The CIVIC report accusing Chinese peacekeepers of unprofessional behavior comes against the backcloth of ongoing consultations about who is going to be put at the head of the UN’s Department of Peacekeeping Operations (DPKO).
Earlier this month Foreign Policy quoted unnamed UN officials as saying that China has its sights on the United Nations’ top peacekeeping job, a position that has been held by French representatives for almost two decades now. Putting a Chinese representative at the head of DPKO would effectively “shatter the monopoly that Western powers have held for decades inside the inner sanctum of UN leadership.”
“CIVIC is a nongovernmental organization and its links to the White House are not yet clear. It is still clear that they are using this chance to fabricate all kinds of damaging hearsay about China. Our Defense Ministry spokesman responded to this by saying that after the start of the conflict [in South Sudan] the Chinese peacekeepers kept defending their positions and, together with their fellow peacekeepers from other countries, they secured Refugee Camp N1,” he said.
He added that many in the US were trying to make unwarranted accusations against China and that the timing of such attacks could mean an attempt to undermine China’s chances of having its man at the head of DPKO.
If anyone really fell on his face it was the British, German and Swedish peacekeepers.

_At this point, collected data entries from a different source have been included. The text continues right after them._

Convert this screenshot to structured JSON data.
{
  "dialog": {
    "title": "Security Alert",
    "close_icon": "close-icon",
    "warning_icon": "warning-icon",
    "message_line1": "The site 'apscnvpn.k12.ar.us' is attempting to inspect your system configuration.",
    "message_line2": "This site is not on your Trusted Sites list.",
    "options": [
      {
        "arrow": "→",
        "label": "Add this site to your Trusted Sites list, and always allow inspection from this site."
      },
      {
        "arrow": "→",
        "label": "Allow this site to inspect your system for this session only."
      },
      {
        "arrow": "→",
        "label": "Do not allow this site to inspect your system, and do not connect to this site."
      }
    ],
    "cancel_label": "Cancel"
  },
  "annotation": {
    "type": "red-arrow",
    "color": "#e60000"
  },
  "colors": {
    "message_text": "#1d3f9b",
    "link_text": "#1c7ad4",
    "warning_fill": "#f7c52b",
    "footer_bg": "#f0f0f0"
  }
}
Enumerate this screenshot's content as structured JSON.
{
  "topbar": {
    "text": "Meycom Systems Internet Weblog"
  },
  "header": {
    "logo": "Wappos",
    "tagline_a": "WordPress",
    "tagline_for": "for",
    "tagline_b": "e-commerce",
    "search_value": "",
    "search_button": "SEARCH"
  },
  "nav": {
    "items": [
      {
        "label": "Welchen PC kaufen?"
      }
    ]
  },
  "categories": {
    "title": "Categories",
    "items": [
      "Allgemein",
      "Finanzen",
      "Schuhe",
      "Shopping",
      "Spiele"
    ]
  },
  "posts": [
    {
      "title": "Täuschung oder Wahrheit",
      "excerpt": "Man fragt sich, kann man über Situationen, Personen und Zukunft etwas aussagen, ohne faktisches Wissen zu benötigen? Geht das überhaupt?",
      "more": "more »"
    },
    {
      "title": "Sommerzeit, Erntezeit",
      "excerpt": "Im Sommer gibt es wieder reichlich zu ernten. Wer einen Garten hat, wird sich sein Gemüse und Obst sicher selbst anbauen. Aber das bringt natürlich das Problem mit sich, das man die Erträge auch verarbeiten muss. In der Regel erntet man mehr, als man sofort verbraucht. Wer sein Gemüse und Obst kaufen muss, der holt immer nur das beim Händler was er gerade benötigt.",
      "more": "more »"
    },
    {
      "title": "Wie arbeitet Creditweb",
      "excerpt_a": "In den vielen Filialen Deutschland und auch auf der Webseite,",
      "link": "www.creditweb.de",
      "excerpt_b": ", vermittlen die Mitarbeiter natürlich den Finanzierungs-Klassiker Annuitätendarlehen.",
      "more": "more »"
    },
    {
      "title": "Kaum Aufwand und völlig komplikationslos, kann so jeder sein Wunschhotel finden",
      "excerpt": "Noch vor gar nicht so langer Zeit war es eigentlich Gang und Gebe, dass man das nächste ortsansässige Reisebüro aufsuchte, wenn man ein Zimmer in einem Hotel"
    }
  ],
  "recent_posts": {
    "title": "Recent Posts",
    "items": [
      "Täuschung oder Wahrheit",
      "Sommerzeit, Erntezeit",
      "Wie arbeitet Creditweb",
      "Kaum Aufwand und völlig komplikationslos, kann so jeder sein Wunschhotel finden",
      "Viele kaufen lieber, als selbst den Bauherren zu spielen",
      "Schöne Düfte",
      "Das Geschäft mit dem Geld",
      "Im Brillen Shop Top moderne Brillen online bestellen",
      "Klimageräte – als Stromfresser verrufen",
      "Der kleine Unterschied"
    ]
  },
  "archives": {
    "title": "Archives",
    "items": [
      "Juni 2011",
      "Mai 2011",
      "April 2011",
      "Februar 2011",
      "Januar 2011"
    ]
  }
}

According to Huanzhu Ribao, citing an internal UN report, after an escalation of the conflict in Juba, 12 peacekeepers from these three countries abandoned their positions and were airlifted back home.
Chinese troops are currently stationed in South Sudan as part of a United Nations peacekeeping mission.
The armed conflict in South Sudan erupted in December 2013, a year-and-a-half after the nation gained independence from Sudan, when President Kiir blamed First Vice President Machar of preparing a military coup. The conflict has forced more than a million people to flee their homes.